As the saying goes “you can take the boy out of the country but you can’t take the country out of the boy.”
Terry Moran, the ABC News reporter suspended Sunday for bashing a top Trump official, began his illustrious career in Bangor.
Moran first went in front of a TV camera in the mid-1980s as a reporter for WLBZ.
His roles at ABC, which hired him in 1997, have included anchoring Nightline and World News Tonight. He previously worked for The New Republic and Court TV.
Moran, 65, got himself suspended after he wrote on social media that Stephen Miller, deputy White House chief of staff, was “a man who is richly endowed with the capacity for hatred.”

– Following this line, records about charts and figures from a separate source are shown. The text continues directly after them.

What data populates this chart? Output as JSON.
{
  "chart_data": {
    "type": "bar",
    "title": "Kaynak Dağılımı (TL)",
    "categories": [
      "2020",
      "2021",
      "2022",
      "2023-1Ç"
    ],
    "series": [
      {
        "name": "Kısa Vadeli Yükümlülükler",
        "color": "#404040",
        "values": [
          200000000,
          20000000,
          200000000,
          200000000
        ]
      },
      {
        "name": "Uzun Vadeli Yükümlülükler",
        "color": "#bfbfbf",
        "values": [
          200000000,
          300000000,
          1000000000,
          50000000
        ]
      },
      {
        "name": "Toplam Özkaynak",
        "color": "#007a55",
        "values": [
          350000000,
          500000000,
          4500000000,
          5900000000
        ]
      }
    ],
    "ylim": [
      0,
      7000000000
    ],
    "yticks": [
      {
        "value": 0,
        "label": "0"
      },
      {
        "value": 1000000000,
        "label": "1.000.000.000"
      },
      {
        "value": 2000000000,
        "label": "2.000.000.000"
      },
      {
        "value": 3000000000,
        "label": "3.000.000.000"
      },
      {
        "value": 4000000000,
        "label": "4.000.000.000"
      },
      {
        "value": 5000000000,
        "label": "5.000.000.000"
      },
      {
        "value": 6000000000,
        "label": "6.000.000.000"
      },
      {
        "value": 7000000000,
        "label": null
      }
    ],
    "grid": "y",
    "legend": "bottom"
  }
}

The ex-Bangor TV journalist called Miller “a world-class hater” and also referred to President Trump as “a world-class hater.”
Bangor has examples of other TV types who went to a national network to get a taste of the limelight.
Among them was Dan Harris, who actually succeeded Moran on the anchor desk at ABC’s World News Tonight in 2006.
Harris also began his career at WLBZ, and then worked as an anchor and reporter at WCSH-TV in Portland before hitting the big-time.
He had his own challenges several years into his network career.
Harris, 53, last year talked to students at Colby College in Waterville – his alma mater – about how he turned to meditation after an on-air panic attack in 2004.